According to FIG. 4, the peaks of both half-waves of each period occur above the threshold value of the threshold value flip-flop circuit 5 ; however, the first half-wave of each period divides a greater time interval than the second half-wave, and both intervals specify the pulse duration of the pulse sequence output according to the middle diagram. As a result of the compared to FIG. 3 doubled the number of pulses, the charging of the capacitor of the timing element 6 increases relatively quickly and accordingly reaches the response value shown in dash-dotted lines earlier. The relatively high short-circuit currents of a system are determined in the arrangement according to the invention, for example, according to the method shown in FIG . 4 detected and lead to rapid tripping, while the generally lower overload currents cause slower tripping according to FIG. 3 of the drawing. In the normal operating state, the threshold value of the flip-flop 5 is reached neither in the first nor in the second half-cycle of each period.

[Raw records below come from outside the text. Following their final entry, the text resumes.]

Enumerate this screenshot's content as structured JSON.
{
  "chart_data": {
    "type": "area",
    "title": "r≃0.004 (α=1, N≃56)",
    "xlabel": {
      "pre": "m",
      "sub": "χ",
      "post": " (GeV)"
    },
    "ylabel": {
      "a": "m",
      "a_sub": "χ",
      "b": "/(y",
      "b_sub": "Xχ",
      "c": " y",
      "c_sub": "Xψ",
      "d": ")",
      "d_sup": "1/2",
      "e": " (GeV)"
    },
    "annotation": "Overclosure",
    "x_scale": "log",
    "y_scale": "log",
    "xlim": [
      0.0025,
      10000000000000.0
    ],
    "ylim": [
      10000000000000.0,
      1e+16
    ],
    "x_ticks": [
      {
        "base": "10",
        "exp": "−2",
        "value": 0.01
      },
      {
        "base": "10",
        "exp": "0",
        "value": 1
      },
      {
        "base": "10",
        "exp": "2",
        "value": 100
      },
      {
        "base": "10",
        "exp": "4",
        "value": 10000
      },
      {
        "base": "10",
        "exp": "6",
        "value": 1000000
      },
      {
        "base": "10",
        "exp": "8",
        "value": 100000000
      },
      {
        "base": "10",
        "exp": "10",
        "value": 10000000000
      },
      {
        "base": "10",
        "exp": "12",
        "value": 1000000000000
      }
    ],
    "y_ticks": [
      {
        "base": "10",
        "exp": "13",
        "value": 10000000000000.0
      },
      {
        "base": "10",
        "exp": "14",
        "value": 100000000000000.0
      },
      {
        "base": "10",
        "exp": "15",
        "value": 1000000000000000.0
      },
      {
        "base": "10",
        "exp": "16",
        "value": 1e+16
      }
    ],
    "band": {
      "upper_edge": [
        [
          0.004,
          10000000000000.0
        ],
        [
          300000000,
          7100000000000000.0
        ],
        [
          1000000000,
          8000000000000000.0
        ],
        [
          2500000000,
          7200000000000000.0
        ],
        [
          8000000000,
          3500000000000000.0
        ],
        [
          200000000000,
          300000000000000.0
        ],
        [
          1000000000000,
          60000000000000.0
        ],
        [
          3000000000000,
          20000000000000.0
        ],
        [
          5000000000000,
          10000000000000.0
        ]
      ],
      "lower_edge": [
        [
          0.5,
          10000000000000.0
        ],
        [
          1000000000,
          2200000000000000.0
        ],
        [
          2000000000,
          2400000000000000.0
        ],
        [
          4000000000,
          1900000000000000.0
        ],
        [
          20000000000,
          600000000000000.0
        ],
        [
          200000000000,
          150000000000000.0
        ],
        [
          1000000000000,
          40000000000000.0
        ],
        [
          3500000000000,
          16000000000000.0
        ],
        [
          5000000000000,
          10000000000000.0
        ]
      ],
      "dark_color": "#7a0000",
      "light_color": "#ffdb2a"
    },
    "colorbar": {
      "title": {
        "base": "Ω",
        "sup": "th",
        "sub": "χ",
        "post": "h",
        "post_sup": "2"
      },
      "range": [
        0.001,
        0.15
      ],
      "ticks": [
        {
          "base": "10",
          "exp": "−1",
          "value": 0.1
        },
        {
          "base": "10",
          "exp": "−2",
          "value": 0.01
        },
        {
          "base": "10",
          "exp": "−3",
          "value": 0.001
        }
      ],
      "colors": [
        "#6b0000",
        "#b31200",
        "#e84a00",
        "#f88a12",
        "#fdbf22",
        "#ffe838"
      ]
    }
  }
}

The resistor 4 of the arrangement enables the limit value to be set between rapid and slow tripping. The ratio of the amplitudes of the first and second half-waves per period can hereby be varied in a simple manner by changing the setting. If, as an imaginary borderline case, the resistor 4 is set to "infinite" (side branch with the resistor 4 does not exist), the amplitudes of the half-waves according to the upper diagram in FIG. 5 the same height, and accordingly, when the current to be monitored increases, they simultaneously hit the threshold value of the flip-flop circuit 5 shown in dotted lines i g. 5 pulses shown are of the same length. As with the above-described types of setting of the resistor 4 to finite values, the charging of the capacitor of the timing element 6 takes place according to FIG. 5 when the impulses arrive; If the capacitor is considered in an idealized lossless manner, the charge remains at the potential achieved during the pulse pauses.

In many cases, the type-dependent inherent losses of the capacitor of the timing element 6 will result in a sufficiently rapid resetting of the timing element. Should this not be the case, however, an auxiliary contact of the switch 7 can be provided in a suitable arrangement, which controls the discharge of the capacitor of the timing element 6 in a suitable manner.

Claims (1)

Claim: Overcurrent protection relay system for alternating current to limit the duration of overcurrents depending on their level with different treatment of high and low overcurrents (weak or more delayed disconnection), characterized in that a full-wave rectifier fed by the alternating current to be monitored has a side branch with a Directional conductor and a resistor upstream and a threshold value flip-flop circuit is connected downstream, each of which emits a pulse that lasts or lasts longer from any exceeding or falling below the threshold value due to the instantaneous value, so that with finite measurement of the resistance in the secondary branch, i.e. . H. with different amplitudes of the half-waves, in the course of an increase in the alternating current to be monitored from the normal range, first one half-wave of the periods triggers pulses before the other half-wave also triggers pulses.